In this study, jet impingement heat transfer characteristics for a layered nanofluid and porous domains under the effects of inclined uniform magnetic field are examined by using Galerkin weighted residual finite element method. Effects of various pertinent parameters such as Reynolds number (between 100 and 500), Hartmann number (between 0 and 6), magnetic inclination angle (between 0 and 90), Darcy number (between $$10^{-4}$$ and $$10^{-2}$$ ) and height of porous layer (between 0.25 H and 4 H) on the fluid flow and heat transfer are analyzed.
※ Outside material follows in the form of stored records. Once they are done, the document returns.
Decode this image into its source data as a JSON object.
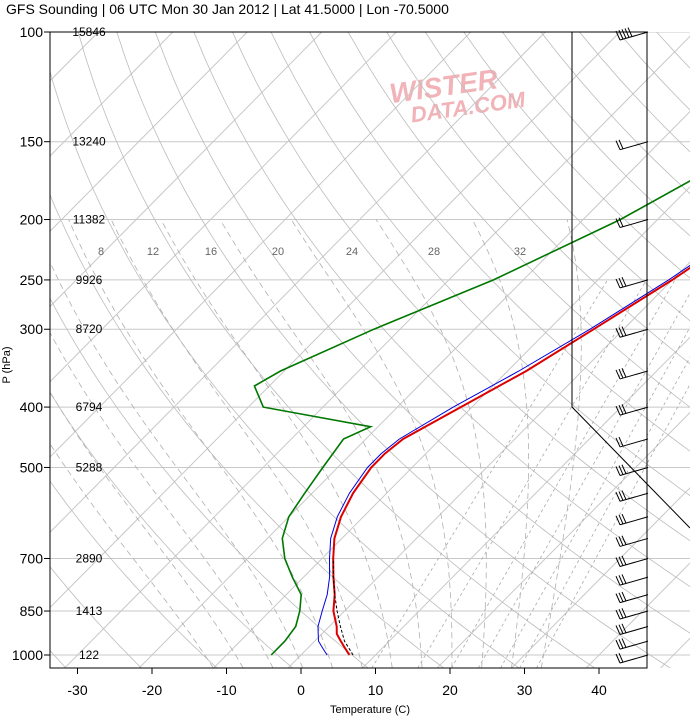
{
  "chart_data": {
    "type": "line",
    "title": "GFS Sounding | 06 UTC Mon 30 Jan 2012 | Lat 41.5000 | Lon -70.5000",
    "xlabel": "Temperature (C)",
    "ylabel": "P (hPa)",
    "x_ticks": [
      -30,
      -20,
      -10,
      0,
      10,
      20,
      30,
      40
    ],
    "y_ticks": [
      100,
      150,
      200,
      250,
      300,
      400,
      500,
      700,
      850,
      1000
    ],
    "x_range": [
      -34,
      50
    ],
    "y_range_hpa": [
      100,
      1050
    ],
    "y_scale": "log",
    "heights": [
      {
        "p": 100,
        "text": "15846"
      },
      {
        "p": 150,
        "text": "13240"
      },
      {
        "p": 200,
        "text": "11382"
      },
      {
        "p": 250,
        "text": "9926"
      },
      {
        "p": 300,
        "text": "8720"
      },
      {
        "p": 400,
        "text": "6794"
      },
      {
        "p": 500,
        "text": "5288"
      },
      {
        "p": 700,
        "text": "2890"
      },
      {
        "p": 850,
        "text": "1413"
      },
      {
        "p": 1000,
        "text": "122"
      }
    ],
    "mixing_ratio_labels": [
      "8",
      "12",
      "16",
      "20",
      "24",
      "28",
      "32"
    ],
    "series": [
      {
        "color": "#dd0000",
        "points": [
          [
            1000,
            6.5
          ],
          [
            975,
            5
          ],
          [
            950,
            3.5
          ],
          [
            925,
            2
          ],
          [
            900,
            1
          ],
          [
            850,
            -1.5
          ],
          [
            800,
            -3.5
          ],
          [
            750,
            -6
          ],
          [
            700,
            -8.5
          ],
          [
            650,
            -11
          ],
          [
            600,
            -13
          ],
          [
            550,
            -14.5
          ],
          [
            500,
            -15.5
          ],
          [
            475,
            -15.5
          ],
          [
            450,
            -15
          ],
          [
            400,
            -11.5
          ],
          [
            350,
            -7.5
          ],
          [
            300,
            -4
          ],
          [
            250,
            0
          ],
          [
            200,
            4
          ],
          [
            150,
            8.5
          ],
          [
            100,
            15
          ]
        ]
      },
      {
        "color": "#0000dd",
        "points": [
          [
            1000,
            3.5
          ],
          [
            975,
            2
          ],
          [
            950,
            0.5
          ],
          [
            925,
            -0.5
          ],
          [
            900,
            -1.5
          ],
          [
            850,
            -3
          ],
          [
            800,
            -4.5
          ],
          [
            750,
            -6.5
          ],
          [
            700,
            -9
          ],
          [
            650,
            -11.5
          ],
          [
            600,
            -13.5
          ],
          [
            550,
            -15
          ],
          [
            500,
            -16
          ],
          [
            475,
            -16
          ],
          [
            450,
            -15.5
          ],
          [
            400,
            -12.5
          ],
          [
            350,
            -8.5
          ],
          [
            300,
            -4.5
          ],
          [
            250,
            -0.5
          ],
          [
            200,
            3.5
          ],
          [
            150,
            7.5
          ],
          [
            100,
            14
          ]
        ]
      },
      {
        "color": "#007700",
        "points": [
          [
            1000,
            -4
          ],
          [
            950,
            -4
          ],
          [
            900,
            -4.5
          ],
          [
            850,
            -6
          ],
          [
            800,
            -8
          ],
          [
            750,
            -11.5
          ],
          [
            700,
            -15
          ],
          [
            650,
            -18
          ],
          [
            600,
            -20
          ],
          [
            550,
            -21
          ],
          [
            500,
            -22
          ],
          [
            450,
            -23
          ],
          [
            430,
            -21
          ],
          [
            400,
            -38
          ],
          [
            370,
            -42
          ],
          [
            350,
            -40.5
          ],
          [
            300,
            -33.5
          ],
          [
            250,
            -24
          ],
          [
            200,
            -15
          ],
          [
            150,
            -6.5
          ],
          [
            100,
            3
          ]
        ]
      }
    ],
    "parcel": {
      "color": "#000000",
      "points": [
        [
          1000,
          7
        ],
        [
          950,
          4
        ],
        [
          900,
          1.5
        ],
        [
          850,
          -1
        ],
        [
          800,
          -3.5
        ],
        [
          750,
          -6
        ],
        [
          700,
          -8.5
        ]
      ]
    },
    "wind_barbs": [
      {
        "p": 100,
        "knots": 50
      },
      {
        "p": 150,
        "knots": 20
      },
      {
        "p": 200,
        "knots": 20
      },
      {
        "p": 250,
        "knots": 25
      },
      {
        "p": 300,
        "knots": 30
      },
      {
        "p": 350,
        "knots": 30
      },
      {
        "p": 400,
        "knots": 25
      },
      {
        "p": 450,
        "knots": 20
      },
      {
        "p": 500,
        "knots": 25
      },
      {
        "p": 550,
        "knots": 30
      },
      {
        "p": 600,
        "knots": 30
      },
      {
        "p": 650,
        "knots": 30
      },
      {
        "p": 700,
        "knots": 30
      },
      {
        "p": 750,
        "knots": 30
      },
      {
        "p": 800,
        "knots": 30
      },
      {
        "p": 850,
        "knots": 30
      },
      {
        "p": 900,
        "knots": 30
      },
      {
        "p": 950,
        "knots": 30
      },
      {
        "p": 1000,
        "knots": 20
      }
    ]
  },
  "watermark": {
    "line1": "WISTER",
    "line2": "DATA.COM"
  }
}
It was observed that local and average heat transfer rate enhance when the value of Reynolds number, magnetic field inclination angle and permeability of the porous layer increase, while the impact is reversed for magnetic field strength. Magnetic field inclination angle has more influence on the convective heat transfer features as compared to strength, and for a horizontally aligned magnetic field heat transfer process is inefficient. When cases in the absence and presence of magnetic field (at Hartmann number of 6) are compared, $$28\%$$ of reduction in the average heat transfer is obtained. An optimum value of porous layer height is observed where the highest heat transfer rates are achieved.